Sul fenomeno ne è stata ricavata in Nigeria una serie,  One Chance, al centro le storie di un gruppo di passeggeri presi in ostaggio da una sgangherata banda di rapinatori. L’intera vicenda si svolge in presa diretta e coinvolge più personaggi: un universitario seduto in fondo all’autobus sta girando un video insieme a due amici e attrae l’attenzione di uno dei rapinatori, un anziano signore che crede di essere una specie di santone (presenza tipica sui mezzi pubblici nigeriani) e che desidera essere immortalato mentre fa deliranti sermoni ai passeggeri terrorizzati, costringendoli a intonare inni religiosi e canti popolari.

Diversi protagonisti ma estremamente comuni nel paese africano, almeno quanto il santone, sono rappresentati puntata dopo puntata: dal rapinatore giovane in preda ai deliri della cocaina che uccide un passeggero, passando al venditore ambulante che vende unguenti miracolosi, per arrivare alla donna incinta e combattiva perfino più crudele dei suoi aguzzini. La rapina si trasforma in rapimento e la serie lascia il finale aperto all’interpretazione dello spettatore. C’è una distanza stilistica e concettuale tra questa e qualsiasi altra produzione televisiva occidentale e impone ai nostri occhi un linguaggio diverso che parla di un mondo a noi sconosciuto. La qualità delle riprese è volutamente sgranata, fortemente contrastata negli interni di un autobus che viaggia di notte e la disposizione stessa dei passeggeri, apparentemente casuale, struttura le immagini in forme che aprono e chiudono la visione quasi fossero quinte teatrali. La fiction potrebbe risultare ostica a uno spettatore occidentale, e probabilmente anche a uno nigeriano, dato il distintivo sperimentalismo della struttura e delle immagini, ma se proprio si volesse cercare un punto di riferimento, la fiction potrebbe definirsi un Lost del terzo mondo, in cui l’elemento mistico è trasposto nella distorta religiosità del rapinatore-santone. Qualcuno potrebbe dire che One Chance non è che una trovata, un gioco formale che esalta un problema tutto sommato minore in Nigeria, se si pensa che la sola frangia islamica Boko Haram è responsabile di migliaia di morti. Ma questa critica potrebbe essere rivolta anche a opere come, si parva licet, Ladri di biciclette, che racconta la tragedia del dopoguerra attraverso il fenomeno apparentemente minore dei furti di biciclette.

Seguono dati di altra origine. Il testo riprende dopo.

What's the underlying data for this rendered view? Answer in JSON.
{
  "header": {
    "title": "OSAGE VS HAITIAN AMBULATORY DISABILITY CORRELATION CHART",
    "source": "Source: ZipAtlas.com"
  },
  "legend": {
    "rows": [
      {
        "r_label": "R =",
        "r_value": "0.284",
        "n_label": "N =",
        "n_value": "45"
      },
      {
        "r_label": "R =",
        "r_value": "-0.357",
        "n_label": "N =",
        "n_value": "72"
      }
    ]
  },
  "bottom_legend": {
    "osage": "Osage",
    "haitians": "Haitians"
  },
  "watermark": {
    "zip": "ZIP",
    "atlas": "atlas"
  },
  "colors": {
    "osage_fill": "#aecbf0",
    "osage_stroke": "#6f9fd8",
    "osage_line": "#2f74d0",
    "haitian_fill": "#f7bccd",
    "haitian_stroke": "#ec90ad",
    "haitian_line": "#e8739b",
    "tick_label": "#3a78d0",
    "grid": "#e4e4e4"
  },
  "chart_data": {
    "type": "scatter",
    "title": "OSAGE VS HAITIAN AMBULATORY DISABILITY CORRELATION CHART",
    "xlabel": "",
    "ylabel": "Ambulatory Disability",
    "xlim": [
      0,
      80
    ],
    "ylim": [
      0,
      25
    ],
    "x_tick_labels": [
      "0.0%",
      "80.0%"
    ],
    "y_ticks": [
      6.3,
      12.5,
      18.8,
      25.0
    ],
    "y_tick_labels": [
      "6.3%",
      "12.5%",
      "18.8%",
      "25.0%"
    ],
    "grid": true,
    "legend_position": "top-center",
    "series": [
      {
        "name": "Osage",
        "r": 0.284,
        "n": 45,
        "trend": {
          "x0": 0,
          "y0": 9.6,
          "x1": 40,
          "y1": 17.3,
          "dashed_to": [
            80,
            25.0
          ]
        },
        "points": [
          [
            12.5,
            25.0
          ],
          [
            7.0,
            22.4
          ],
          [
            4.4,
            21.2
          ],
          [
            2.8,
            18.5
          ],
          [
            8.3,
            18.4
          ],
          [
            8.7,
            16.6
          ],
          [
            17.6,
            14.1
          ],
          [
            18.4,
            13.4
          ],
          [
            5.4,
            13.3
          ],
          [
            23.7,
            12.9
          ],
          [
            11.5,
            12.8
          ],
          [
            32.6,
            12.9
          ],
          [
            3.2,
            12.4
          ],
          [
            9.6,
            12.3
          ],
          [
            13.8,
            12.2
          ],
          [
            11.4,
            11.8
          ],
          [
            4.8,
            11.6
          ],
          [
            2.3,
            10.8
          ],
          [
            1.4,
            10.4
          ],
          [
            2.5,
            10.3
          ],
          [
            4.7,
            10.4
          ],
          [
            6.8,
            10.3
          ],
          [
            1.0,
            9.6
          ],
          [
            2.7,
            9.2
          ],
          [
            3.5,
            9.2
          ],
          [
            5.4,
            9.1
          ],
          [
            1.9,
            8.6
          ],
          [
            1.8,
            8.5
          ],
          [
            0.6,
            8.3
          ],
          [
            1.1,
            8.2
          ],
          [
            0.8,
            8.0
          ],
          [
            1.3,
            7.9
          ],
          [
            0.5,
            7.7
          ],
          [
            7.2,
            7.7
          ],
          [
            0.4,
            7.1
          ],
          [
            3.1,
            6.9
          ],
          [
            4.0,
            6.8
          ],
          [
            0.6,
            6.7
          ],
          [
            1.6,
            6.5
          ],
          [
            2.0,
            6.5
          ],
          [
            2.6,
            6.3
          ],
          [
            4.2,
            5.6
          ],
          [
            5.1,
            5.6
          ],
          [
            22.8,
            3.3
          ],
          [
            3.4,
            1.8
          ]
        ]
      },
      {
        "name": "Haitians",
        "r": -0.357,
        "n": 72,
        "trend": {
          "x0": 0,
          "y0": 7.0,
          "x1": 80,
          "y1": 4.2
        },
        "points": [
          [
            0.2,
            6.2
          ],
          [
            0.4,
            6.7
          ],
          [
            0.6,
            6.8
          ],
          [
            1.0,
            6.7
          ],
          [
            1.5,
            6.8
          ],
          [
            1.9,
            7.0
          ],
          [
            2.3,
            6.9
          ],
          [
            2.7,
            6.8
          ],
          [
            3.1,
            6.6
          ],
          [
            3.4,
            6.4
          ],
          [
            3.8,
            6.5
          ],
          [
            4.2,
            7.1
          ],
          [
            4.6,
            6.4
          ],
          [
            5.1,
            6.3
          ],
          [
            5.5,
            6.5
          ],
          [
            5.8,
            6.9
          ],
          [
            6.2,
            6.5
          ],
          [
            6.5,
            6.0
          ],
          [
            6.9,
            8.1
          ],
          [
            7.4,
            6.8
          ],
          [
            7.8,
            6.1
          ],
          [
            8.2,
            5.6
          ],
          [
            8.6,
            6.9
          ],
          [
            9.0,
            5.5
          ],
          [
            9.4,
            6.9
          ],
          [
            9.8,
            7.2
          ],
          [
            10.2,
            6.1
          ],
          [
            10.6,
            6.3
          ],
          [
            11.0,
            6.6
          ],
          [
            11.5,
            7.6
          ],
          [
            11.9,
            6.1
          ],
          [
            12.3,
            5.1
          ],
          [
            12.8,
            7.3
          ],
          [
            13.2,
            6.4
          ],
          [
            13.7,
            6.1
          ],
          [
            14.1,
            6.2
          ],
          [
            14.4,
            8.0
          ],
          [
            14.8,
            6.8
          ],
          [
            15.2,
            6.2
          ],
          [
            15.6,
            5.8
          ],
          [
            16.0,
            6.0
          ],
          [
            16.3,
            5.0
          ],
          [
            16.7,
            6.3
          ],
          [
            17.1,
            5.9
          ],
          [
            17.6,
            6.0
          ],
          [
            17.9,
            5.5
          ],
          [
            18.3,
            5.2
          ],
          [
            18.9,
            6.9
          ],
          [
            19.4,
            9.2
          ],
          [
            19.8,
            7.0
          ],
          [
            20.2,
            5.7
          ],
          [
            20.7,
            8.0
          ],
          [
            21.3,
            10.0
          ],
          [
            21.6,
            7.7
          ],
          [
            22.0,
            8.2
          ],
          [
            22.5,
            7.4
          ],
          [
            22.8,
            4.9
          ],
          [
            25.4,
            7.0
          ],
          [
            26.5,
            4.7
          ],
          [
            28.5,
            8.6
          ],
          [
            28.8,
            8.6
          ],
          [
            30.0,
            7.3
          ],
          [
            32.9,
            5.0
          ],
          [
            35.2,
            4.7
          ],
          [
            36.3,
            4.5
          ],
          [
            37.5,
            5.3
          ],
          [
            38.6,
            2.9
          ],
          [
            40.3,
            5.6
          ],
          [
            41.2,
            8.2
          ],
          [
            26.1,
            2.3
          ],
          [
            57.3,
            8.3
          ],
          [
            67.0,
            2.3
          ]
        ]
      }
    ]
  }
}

Xavier Ighorodje, giovane ingegnere come il protagonista della serie svizzera, è l’autore insieme al regista James Omokwe di One Chance, un progetto che le autorità svizzere avrebbero dovuto vedere prima di pensare che il loro Missing Step avrebbe potuto dissuadere un nigeriano dal tentare la sua chance in Svizzera. Ighorodje e Omokwe mostrano un popolo talmente abituato alla cattiva sorte, e tanto unito nel considerarsi uniformemente vittimizzato dal mondo, da consociarsi anche a rischio della vita in un finale diverso da quello di Ladri di biciclette, dove si mostra la rivolta di un’intera comunità.